Re: [PR] Fix deadlock that can occur while merging group by results (druid)

via GitHub Wed, 10 Jan 2024 23:08:49 -0800


gianm commented on PR #15420:
URL: https://github.com/apache/druid/pull/15420#issuecomment-1886424908


   I'm hoping we can fix the bug without making the code too much more complex. 
There's some things that contribute to the complexity and I'm hoping we can do 
some simpler alternative:
   
   1. The new context keys add to complexity because there's no mechanism that 
ensures they are set at the appropriate places, so it's tough to understand how 
and when they're supposed to be set. They're kind of "magical".
   2. The fact that we are now cloning the response context, and are using 
these cloned response contexts to store lifecycled objects.

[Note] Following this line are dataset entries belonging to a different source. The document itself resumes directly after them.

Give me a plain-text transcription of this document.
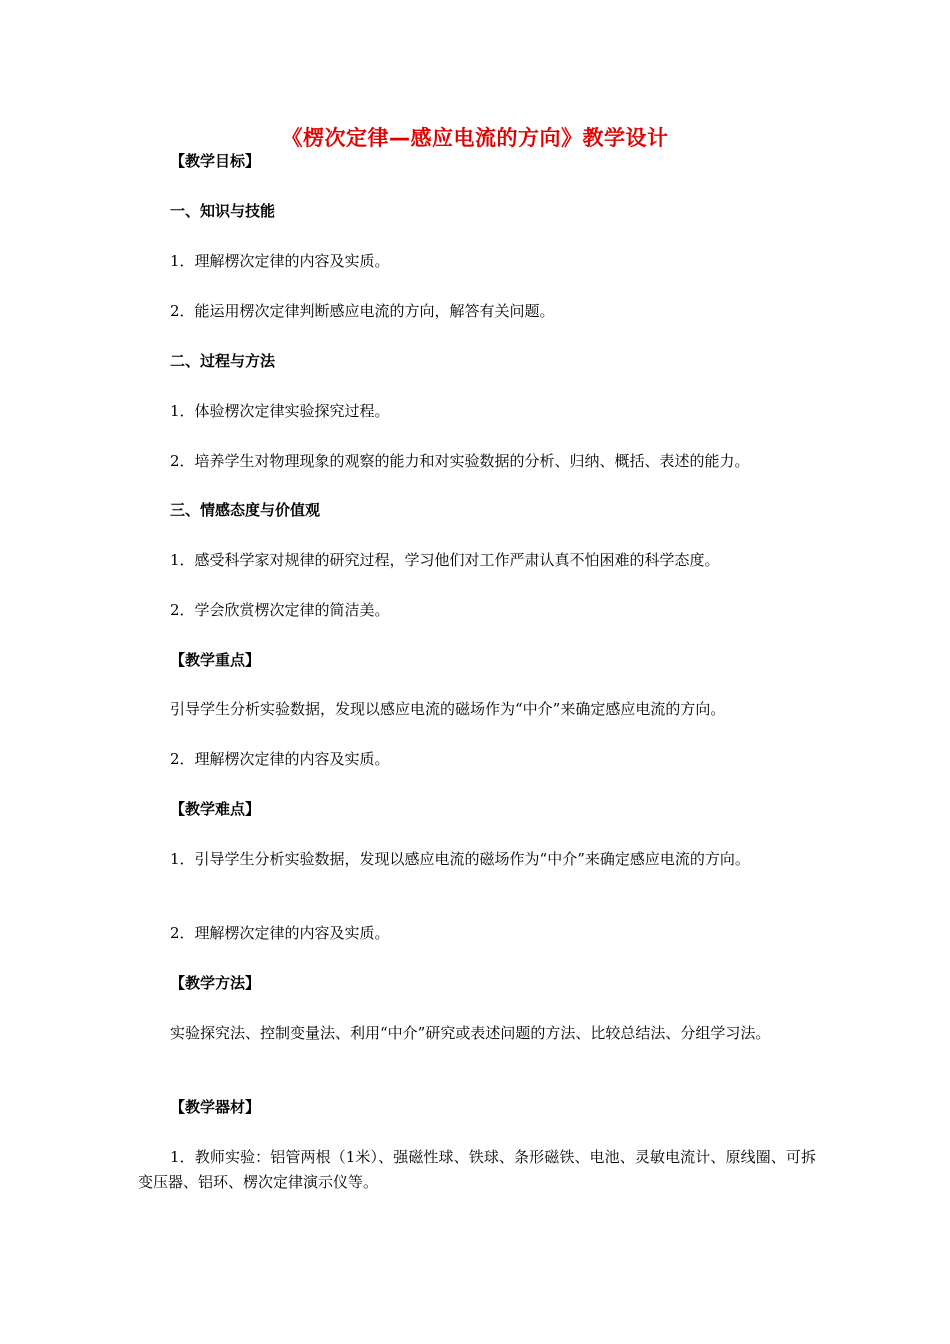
《楞次定律—感应电流的方向》教学设计
【教学目标】
一、知识与技能
1．理解楞次定律的内容及实质。
2．能运用楞次定律判断感应电流的方向，解答有关问题。
二、过程与方法
1．体验楞次定律实验探究过程。
2．培养学生对物理现象的观察的能力和对实验数据的分析、归纳、概括、表述的能力。
三、情感态度与价值观
1．感受科学家对规律的研究过程，学习他们对工作严肃认真不怕困难的科学态度。
2．学会欣赏楞次定律的简洁美。
【教学重点】
引导学生分析实验数据，发现以感应电流的磁场作为“中介”来确定感应电流的方向。
2．理解楞次定律的内容及实质。
【教学难点】
1．引导学生分析实验数据，发现以感应电流的磁场作为“中介”来确定感应电流的方向。
2．理解楞次定律的内容及实质。
【教学方法】
实验探究法、控制变量法、利用“中介”研究或表述问题的方法、比较总结法、分组学习法。
【教学器材】
1．教师实验：铝管两根（1米）、强磁性球、铁球、条形磁铁、电池、灵敏电流计、原线圈、可拆变压器、铝环、楞次定律演示仪等。
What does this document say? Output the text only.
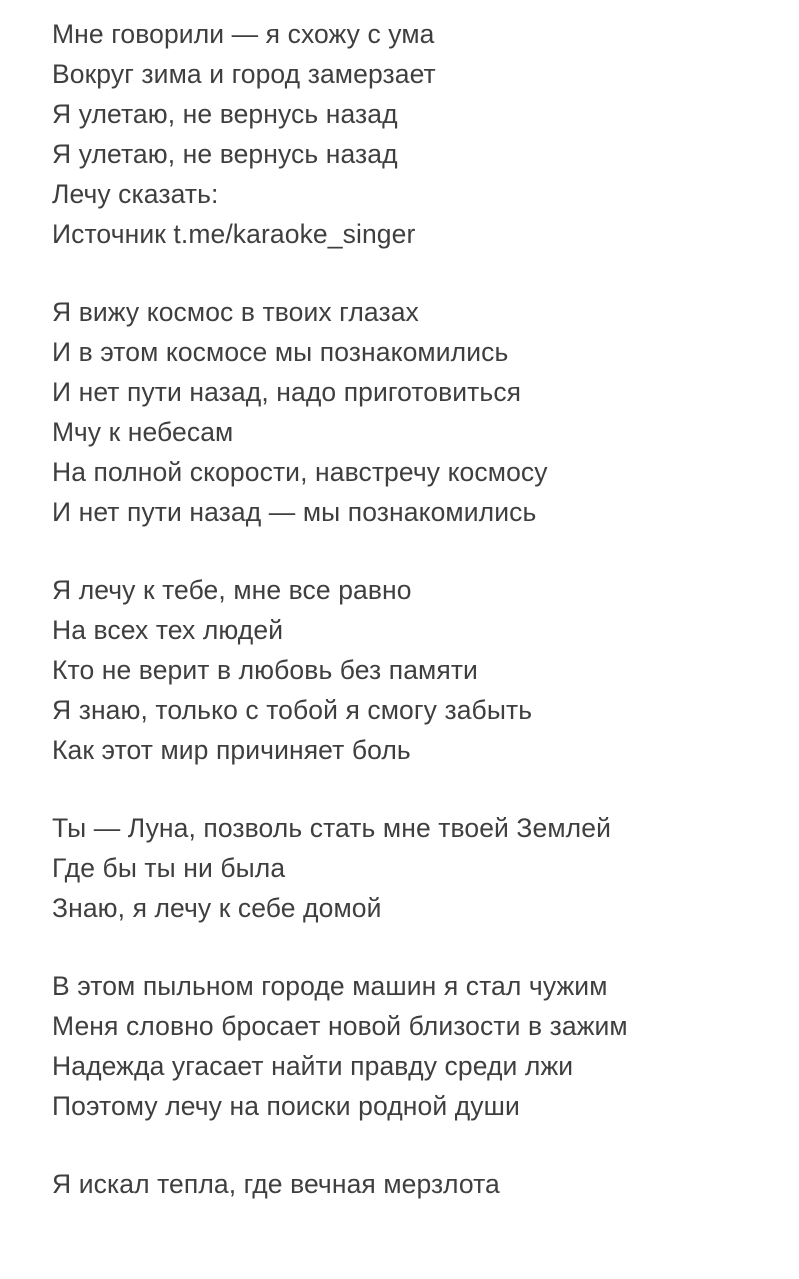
Мне говорили — я схожу с ума
Вокруг зима и город замерзает
Я улетаю, не вернусь назад
Я улетаю, не вернусь назад
Лечу сказать:
Источник t.me/karaoke_singer
Я вижу космос в твоих глазах
И в этом космосе мы познакомились
И нет пути назад, надо приготовиться
Мчу к небесам
На полной скорости, навстречу космосу
И нет пути назад — мы познакомились
Я лечу к тебе, мне все равно
На всех тех людей
Кто не верит в любовь без памяти
Я знаю, только с тобой я смогу забыть
Как этот мир причиняет боль
Ты — Луна, позволь стать мне твоей Землей
Где бы ты ни была
Знаю, я лечу к себе домой
В этом пыльном городе машин я стал чужим
Меня словно бросает новой близости в зажим
Надежда угасает найти правду среди лжи
Поэтому лечу на поиски родной души
Я искал тепла, где вечная мерзлота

It makes it harder 
to follow the lifecycle of the objects and ensure they are properly passed 
around and closed.
   
   As an alternative to the context keys, maybe we can either add a parameter 
to `mergeResults` like `willMergeRunners`, or maybe we can add a new method on 
the toolchest entirely like `acquireResources(boolean willMergeRunners)`. These 
are less "magical" than the context keys since Java itself will ensure that the 
parameters are passed in at the appropriate times. Makes it a lot easier to 
follow what's going on.
   
   As to the response context, I don't really understand why we're cloning it. 
What's the reason for that? In any case, a possible alternative could be to put 
a unique key in the query context (just a string) and then have the various 
parts of the query use that key to get their resources from something that's 
injected (like the merge buffer pool is currently injected). Or, an alternative 
could be to eliminate the cloning and have a requirement that only one 
`mergeRunners` stack be running at once. I think that's in fact true…
   
   Lastly, for testing, maybe I missed it but I didn't see a test case for the 
Broker-side scenario. The following query is the simplest one I could come up 
with that exhibits the problem. Perhaps `ClientQuerySegmentWalkerTest` would be 
a good place to put a test using a query like this.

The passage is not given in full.